Nor is this all. The chief result of this participation of all men in power is, that men being more and more drawn away from direct work on the land, and more and more involved in diverse ways of exploiting the labour of others, have lost their independence and are forced by the position they live in to lead immoral lives. Having neither the desire nor the habit of living by tilling their own land, the Western nations were forced to obtain their means of subsistence from other countries. They could do this only in two ways: by fraud, that is, by exchanging things for the most part unnecessary or depraving, such as alcohol, opium, weapons, for the foodstuffs indispensable to them; or by violence, that is, robbing the people of Asia and Africa wherever they saw an opportunity of doing this with impunity.

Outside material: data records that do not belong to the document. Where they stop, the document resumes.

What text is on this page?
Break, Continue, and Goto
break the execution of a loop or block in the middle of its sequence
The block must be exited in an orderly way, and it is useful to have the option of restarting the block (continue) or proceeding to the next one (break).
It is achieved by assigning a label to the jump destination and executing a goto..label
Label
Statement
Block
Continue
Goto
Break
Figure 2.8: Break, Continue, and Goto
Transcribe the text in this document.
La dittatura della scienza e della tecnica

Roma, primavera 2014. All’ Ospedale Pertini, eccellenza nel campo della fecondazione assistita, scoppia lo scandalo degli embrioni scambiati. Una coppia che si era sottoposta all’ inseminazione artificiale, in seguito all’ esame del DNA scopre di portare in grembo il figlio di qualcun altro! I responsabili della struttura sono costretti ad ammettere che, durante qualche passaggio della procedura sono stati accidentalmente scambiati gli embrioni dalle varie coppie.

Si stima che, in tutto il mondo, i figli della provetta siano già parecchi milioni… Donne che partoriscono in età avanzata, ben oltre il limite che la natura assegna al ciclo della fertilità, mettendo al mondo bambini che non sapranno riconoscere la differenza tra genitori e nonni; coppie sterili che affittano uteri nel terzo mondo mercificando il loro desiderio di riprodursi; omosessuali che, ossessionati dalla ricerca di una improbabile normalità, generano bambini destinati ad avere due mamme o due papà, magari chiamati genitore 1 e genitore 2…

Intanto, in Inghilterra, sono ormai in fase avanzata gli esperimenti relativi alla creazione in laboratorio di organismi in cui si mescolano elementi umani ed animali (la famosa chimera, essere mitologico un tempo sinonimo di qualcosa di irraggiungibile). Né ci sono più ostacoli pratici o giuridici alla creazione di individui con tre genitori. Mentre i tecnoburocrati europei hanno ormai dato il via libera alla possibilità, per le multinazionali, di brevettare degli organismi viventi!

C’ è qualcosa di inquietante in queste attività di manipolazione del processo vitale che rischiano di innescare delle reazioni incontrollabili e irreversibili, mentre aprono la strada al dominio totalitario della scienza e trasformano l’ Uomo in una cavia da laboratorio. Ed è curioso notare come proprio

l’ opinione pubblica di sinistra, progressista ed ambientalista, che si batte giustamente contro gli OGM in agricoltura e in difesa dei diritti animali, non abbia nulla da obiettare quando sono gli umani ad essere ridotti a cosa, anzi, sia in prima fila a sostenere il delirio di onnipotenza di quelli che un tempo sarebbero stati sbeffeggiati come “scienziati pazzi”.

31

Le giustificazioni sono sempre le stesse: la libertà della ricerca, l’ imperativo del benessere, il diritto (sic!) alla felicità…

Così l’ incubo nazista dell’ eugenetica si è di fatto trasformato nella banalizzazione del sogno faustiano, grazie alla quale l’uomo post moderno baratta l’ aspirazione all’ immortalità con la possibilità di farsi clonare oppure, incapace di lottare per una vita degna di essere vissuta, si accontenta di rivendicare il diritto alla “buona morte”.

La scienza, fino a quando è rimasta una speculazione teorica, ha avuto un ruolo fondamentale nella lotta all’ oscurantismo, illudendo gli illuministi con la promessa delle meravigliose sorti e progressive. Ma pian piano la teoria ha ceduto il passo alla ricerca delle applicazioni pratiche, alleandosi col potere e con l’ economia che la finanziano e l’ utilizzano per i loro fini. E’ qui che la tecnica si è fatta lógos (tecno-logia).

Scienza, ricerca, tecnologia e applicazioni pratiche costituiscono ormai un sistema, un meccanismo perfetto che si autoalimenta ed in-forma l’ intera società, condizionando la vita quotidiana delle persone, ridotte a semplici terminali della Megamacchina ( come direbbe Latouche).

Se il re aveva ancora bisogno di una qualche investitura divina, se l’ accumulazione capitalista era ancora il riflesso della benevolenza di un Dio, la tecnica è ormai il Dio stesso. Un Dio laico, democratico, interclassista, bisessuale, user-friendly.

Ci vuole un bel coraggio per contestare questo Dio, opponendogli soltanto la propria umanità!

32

Such is the position of Germany, Austria, Italy, France, the United States, and especially Great Britain, which is held up as an example for the imitation and envy of other nations. Almost all the people of these nations, having become conscious participators in deeds of violence, devote their strength and attention to the activities of Government, and to industry and to commerce, which aim chiefly at satisfying the demands of the rich for luxuries; and they subjugate (partly by direct force, partly by money) the agricultural people both of their own and of foreign countries, who have to provide them with the necessaries of life.

Such people form a majority in some nations; in others they are as yet only a minority; but the percentage of men living on the labour of others grows uncontrollably and very rapidly, to the detriment of those who still do reasonable, agricultural work. So that a majority of the people of Western Europe are already in the condition (the United States are not so yet, but are irresistibly drawn towards it) of not being able to subsist by their own labour on their own land. They are obliged in one way or another, by force or fraud, to take the necessaries of life from other people who still do their own labour. And they get these necessaries either by defrauding foreign nations, or by gross violence.